Clothing retailer Gap (GPS) has reported mixed financial results for this year’s second quarter due to sluggish consumer spending and weakening demand.
The San Francisco-based company announced earnings per share (EPS) of $0.34 U.S. versus $0.09 U.S. that was expected on Wall Street.
Revenue in the quarter ended June 30 totaled $3.55 billion U.S. compared to $3.57 billion U.S. that was forecast by analysts. Revenue was down 8% from a year earlier.
Looking ahead, Gap is forecasting net sales to decrease in the low double-digit range for the current third quarter compared to last year’s Q3 sales of $4.04 billion U.S.
Analysts had expected Q3 sales to decline 6.8%, according to Refinitiv data.
Gap’s operations have been under pressure for numerous quarters as it struggles to hang on to market share in a difficult operating environment.
During an earnings call with analysts, Gap executives talked about a “weak environment,” “choppy consumer market” and a consumer that’s “under pressure.”

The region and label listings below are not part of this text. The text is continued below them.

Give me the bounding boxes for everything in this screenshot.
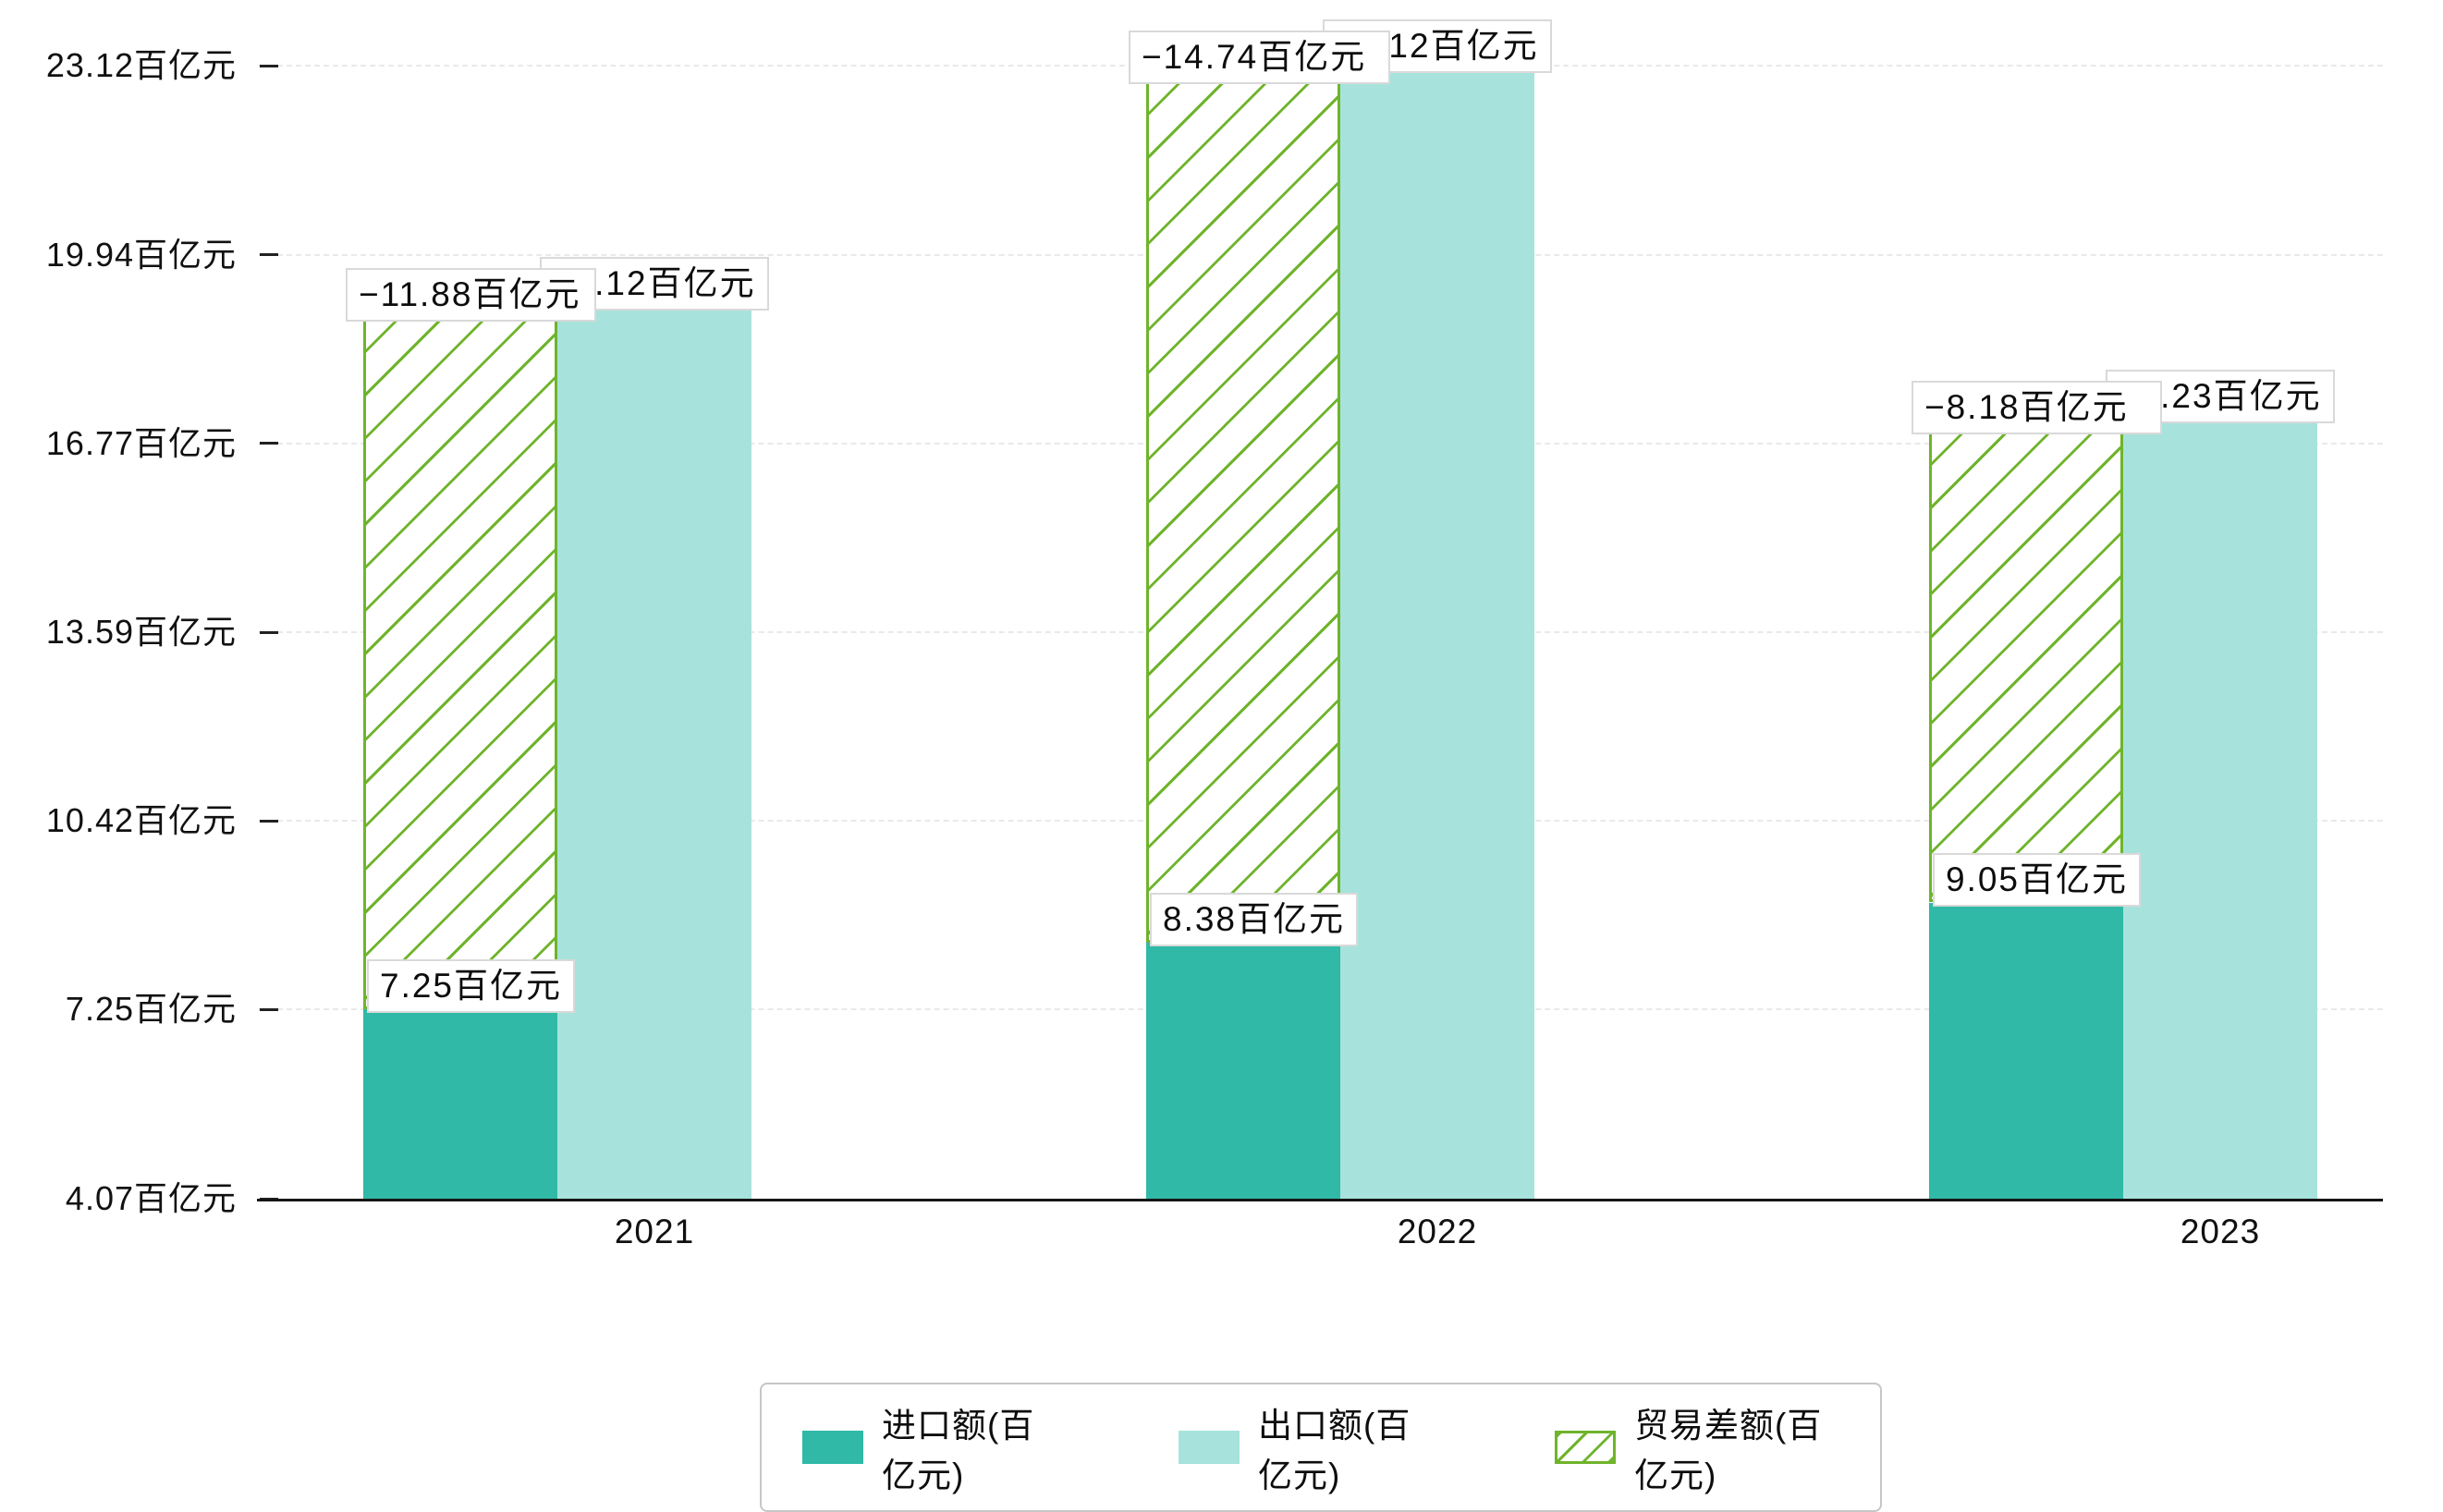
trade-balance-hatch-swatch-icon — [1555, 1431, 1617, 1464]
label-import-value-2022: 8.38百亿元 — [1150, 893, 1359, 946]
y-tick-mark — [260, 631, 278, 634]
label-import-value-2021: 7.25百亿元 — [367, 959, 576, 1013]
legend-item-export: 出口额(百亿元) — [1179, 1397, 1435, 1497]
bar-import-2023 — [1929, 903, 2123, 1199]
x-category-label-2022: 2022 — [1397, 1213, 1478, 1250]
x-category-label-2023: 2023 — [2180, 1213, 2261, 1250]
bar-trade-balance-2022 — [1146, 66, 1340, 943]
legend: 进口额(百亿元) 出口额(百亿元) 贸易差额(百亿元) — [760, 1383, 1882, 1512]
legend-item-import: 进口额(百亿元) — [802, 1397, 1058, 1497]
bar-export-2023 — [2123, 416, 2317, 1199]
y-tick-label: 7.25百亿元 — [65, 990, 237, 1028]
y-tick-mark — [260, 1008, 278, 1011]
y-tick-label: 10.42百亿元 — [45, 801, 237, 839]
bar-import-2022 — [1146, 943, 1340, 1199]
legend-label-import: 进口额(百亿元) — [882, 1407, 1035, 1494]
label-import-value-2023: 9.05百亿元 — [1933, 853, 2142, 907]
y-tick-label: 16.77百亿元 — [45, 424, 237, 462]
x-axis-line — [257, 1199, 2383, 1201]
export-swatch-icon — [1179, 1431, 1240, 1464]
label-trade-balance-value-2023: −8.18百亿元 — [1912, 381, 2162, 434]
bar-export-2022 — [1340, 66, 1534, 1199]
label-trade-balance-value-2021: −11.88百亿元 — [346, 268, 596, 322]
y-tick-mark — [260, 820, 278, 823]
legend-label-export: 出口额(百亿元) — [1258, 1407, 1411, 1494]
y-tick-mark — [260, 253, 278, 256]
bar-trade-balance-2021 — [363, 303, 557, 1009]
y-tick-label: 19.94百亿元 — [45, 236, 237, 274]
chart-page: 4.07百亿元 7.25百亿元 10.42百亿元 13.59百亿元 16.77百亿元 19… — [45, 19, 2383, 1512]
y-tick-mark — [260, 442, 278, 445]
plot-area: 4.07百亿元 7.25百亿元 10.42百亿元 13.59百亿元 16.77百亿元 19… — [45, 19, 2383, 1250]
y-tick-label: 13.59百亿元 — [45, 613, 237, 651]
bar-export-2021 — [557, 303, 751, 1199]
y-tick-label: 4.07百亿元 — [65, 1179, 237, 1217]
bar-trade-balance-2023 — [1929, 416, 2123, 902]
y-tick-mark — [260, 65, 278, 67]
y-tick-label: 23.12百亿元 — [45, 46, 237, 84]
legend-label-trade-balance: 贸易差额(百亿元) — [1634, 1407, 1823, 1494]
import-swatch-icon — [802, 1431, 863, 1464]
x-category-label-2021: 2021 — [614, 1213, 695, 1250]
bar-import-2021 — [363, 1009, 557, 1199]
legend-item-trade-balance: 贸易差额(百亿元) — [1555, 1397, 1839, 1497]
label-trade-balance-value-2022: −14.74百亿元 — [1129, 30, 1390, 84]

On a positive note, Gap’s gross margins rose 3.1 percentage points to 37.6% during Q2 of this year due to lower air freight expenses and a slowdown in discounting.
Gap also has a new chief executive officer (CEO) in Richard Dickson, who was previously an executive at toymaker Mattel (MAT).
Gap’s stock has declined 16% this year to trade at $9.53 U.S. per share.